Initialize a weighted LS regression loss.

Parameters
  • data: A shared pointer to the constant predictor-response data.

  • weighs: A vector of observation weights. Must be the same length as the number of observations in data.

  • include_intercept: Include an intercept term in the loss? Default is yes.

WeightedLsRegressionLoss(const WeightedLsRegressionLoss &other)

Default copy constructor. The new object will share pointers to the data and the weights!

WeightedLsRegressionLoss(WeightedLsRegressionLoss &&other)

Default move constructor. The new object will share pointers to the data and the weights!

WeightedLsRegressionLoss &operator=(const WeightedLsRegressionLoss &other)

Default copy assignment operator. This object will share pointers to the data and the weights with other.

WeightedLsRegressionLoss &operator=(WeightedLsRegressionLoss &&other)

Default move assignment operator. This object will inherit the shared pointers to the data and the weights.

template<typename T, typename = typename std::enable_if<std::is_same<T, RegressionCoefficients<typename T::SlopeCoefficient>>::value, void>::type>
T ZeroCoefficients() const

Get the zero coefficients for this loss type.

Return

Zero coefficients of type T.

template<typename VectorType>
double operator()(const RegressionCoefficients<VectorType> &where) const

Evaluate the weighted LS loss function.

Return

loss evaluated at where.

Parameters
  • where: Point where to evaluate the loss function.

template<typename VectorType>
double Evaluate(const RegressionCoefficients<VectorType> &where) const

Evaluate the weighted LS loss function.

Return

loss evaluated at where.

Parameters
  • where: Point where to evaluate the loss function.

template<typename T>
double Difference(const RegressionCoefficients<T> &x, const RegressionCoefficients<T> &y) const

Get the difference between two sets of regression coefficients.

For the weighted LS loss, the difference is an approximation to the 2-norm of the matrix-vector product

Return

the difference between x and y.

Parameters
  • x: Regression coefficients.

  • y: Regression coefficients.

template<typename T>
double Difference(const RegressionCoefficients<T> &x, const RegressionCoefficients<T> &y)

Get the difference between two sets of regression coefficients.

For the weighted LS loss, the difference is an approximation to the 2-norm of the matrix-vector product

Return

the difference between x and y.

Parameters
  • x: Regression coefficients.

  • y: Regression coefficients.

template<typename T>
GradientType<T> Gradient(const RegressionCoefficients<T> &coefs) const

Evaluate the gradient of the weighted LS loss at the given coefficient value.

Parameters
  • coefs: Point where the gradient should be evaluated.

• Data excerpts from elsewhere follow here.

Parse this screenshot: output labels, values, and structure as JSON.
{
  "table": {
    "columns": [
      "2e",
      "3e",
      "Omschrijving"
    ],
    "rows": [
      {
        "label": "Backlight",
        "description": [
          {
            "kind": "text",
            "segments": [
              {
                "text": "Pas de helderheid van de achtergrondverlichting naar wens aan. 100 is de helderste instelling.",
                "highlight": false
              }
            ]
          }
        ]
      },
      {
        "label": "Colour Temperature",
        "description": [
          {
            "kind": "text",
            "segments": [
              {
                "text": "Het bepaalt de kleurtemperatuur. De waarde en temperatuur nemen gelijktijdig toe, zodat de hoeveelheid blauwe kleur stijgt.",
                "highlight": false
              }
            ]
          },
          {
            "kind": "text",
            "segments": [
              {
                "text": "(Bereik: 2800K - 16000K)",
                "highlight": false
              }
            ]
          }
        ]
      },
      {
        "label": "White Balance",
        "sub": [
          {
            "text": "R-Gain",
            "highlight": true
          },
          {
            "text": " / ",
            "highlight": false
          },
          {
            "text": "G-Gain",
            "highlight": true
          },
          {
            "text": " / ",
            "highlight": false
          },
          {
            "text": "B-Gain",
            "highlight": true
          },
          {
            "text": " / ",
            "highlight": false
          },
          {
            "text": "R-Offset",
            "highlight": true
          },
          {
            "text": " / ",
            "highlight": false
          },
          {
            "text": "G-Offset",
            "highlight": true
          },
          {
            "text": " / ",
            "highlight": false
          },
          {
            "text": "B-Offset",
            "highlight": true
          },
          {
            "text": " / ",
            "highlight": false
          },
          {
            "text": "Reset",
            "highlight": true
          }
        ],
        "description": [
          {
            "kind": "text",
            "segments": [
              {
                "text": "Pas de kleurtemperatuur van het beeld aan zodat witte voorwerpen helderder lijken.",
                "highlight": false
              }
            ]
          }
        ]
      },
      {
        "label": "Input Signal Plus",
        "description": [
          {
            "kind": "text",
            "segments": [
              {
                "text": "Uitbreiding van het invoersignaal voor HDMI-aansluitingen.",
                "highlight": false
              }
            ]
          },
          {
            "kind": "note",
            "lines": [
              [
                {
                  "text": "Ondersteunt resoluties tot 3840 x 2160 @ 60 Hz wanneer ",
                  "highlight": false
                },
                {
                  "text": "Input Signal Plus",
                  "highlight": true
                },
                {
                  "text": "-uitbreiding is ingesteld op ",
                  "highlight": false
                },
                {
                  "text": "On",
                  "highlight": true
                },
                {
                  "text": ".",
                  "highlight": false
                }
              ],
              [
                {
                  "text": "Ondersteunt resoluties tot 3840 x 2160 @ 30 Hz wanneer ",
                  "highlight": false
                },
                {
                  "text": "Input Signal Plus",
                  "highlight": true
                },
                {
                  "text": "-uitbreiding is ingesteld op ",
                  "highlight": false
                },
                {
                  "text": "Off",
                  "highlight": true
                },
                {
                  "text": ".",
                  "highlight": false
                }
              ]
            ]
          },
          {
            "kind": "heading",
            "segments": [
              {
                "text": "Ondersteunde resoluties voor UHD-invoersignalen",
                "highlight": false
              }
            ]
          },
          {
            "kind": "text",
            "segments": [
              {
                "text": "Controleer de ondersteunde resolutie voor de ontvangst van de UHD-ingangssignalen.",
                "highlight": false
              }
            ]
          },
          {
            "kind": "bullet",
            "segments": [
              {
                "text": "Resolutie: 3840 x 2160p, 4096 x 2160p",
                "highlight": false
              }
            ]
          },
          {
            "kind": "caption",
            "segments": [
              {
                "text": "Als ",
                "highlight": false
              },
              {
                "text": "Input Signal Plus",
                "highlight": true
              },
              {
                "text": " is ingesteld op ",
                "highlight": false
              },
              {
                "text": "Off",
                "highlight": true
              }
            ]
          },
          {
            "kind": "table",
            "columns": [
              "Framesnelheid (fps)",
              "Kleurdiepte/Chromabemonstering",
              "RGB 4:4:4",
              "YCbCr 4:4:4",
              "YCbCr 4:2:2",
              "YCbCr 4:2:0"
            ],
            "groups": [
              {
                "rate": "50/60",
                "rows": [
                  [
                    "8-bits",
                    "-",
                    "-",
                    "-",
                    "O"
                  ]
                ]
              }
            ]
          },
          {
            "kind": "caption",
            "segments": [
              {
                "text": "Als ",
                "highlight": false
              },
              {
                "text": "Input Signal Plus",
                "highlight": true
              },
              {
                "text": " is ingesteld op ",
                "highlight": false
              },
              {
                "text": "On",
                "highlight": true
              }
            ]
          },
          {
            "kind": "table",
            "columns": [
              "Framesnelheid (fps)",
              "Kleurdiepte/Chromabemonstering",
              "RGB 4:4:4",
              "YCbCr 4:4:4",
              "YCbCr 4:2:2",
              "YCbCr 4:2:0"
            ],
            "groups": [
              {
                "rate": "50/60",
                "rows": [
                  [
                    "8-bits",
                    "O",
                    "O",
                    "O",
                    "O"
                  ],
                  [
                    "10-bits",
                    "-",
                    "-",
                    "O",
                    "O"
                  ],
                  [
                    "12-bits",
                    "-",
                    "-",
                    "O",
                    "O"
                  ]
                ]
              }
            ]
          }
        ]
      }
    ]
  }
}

const PredictorResponseData &data() const

Access the data used by this weighted LS loss function.

Return

a constant reference to this loss’ data.

WeightsType weights() const

Access the un-normalized weights used by this weighted LS loss function.

Return

a vector of weights.

const WeightsType &sqrt_weights() const

Access the normalized sqrt-weights used by this weighted LS loss function. Normalized means that sqrt_weights[i] = sqrt(weights[i] / mean(weights)).

Return

a constant reference to this loss’ sqrt-weights.

double mean_weight() const

Get the average of the weights, i.e., the normalizing constant used for sqrt_weights().

Return

average of the raw weights vector.

bool IncludeIntercept() const

Check if the intercept term is included in this weighted LS loss function.

Return

true if the intercept term is included, false otherwise.

struct is_ls_regression_loss_tag

Tag this loss function as an LS-type loss.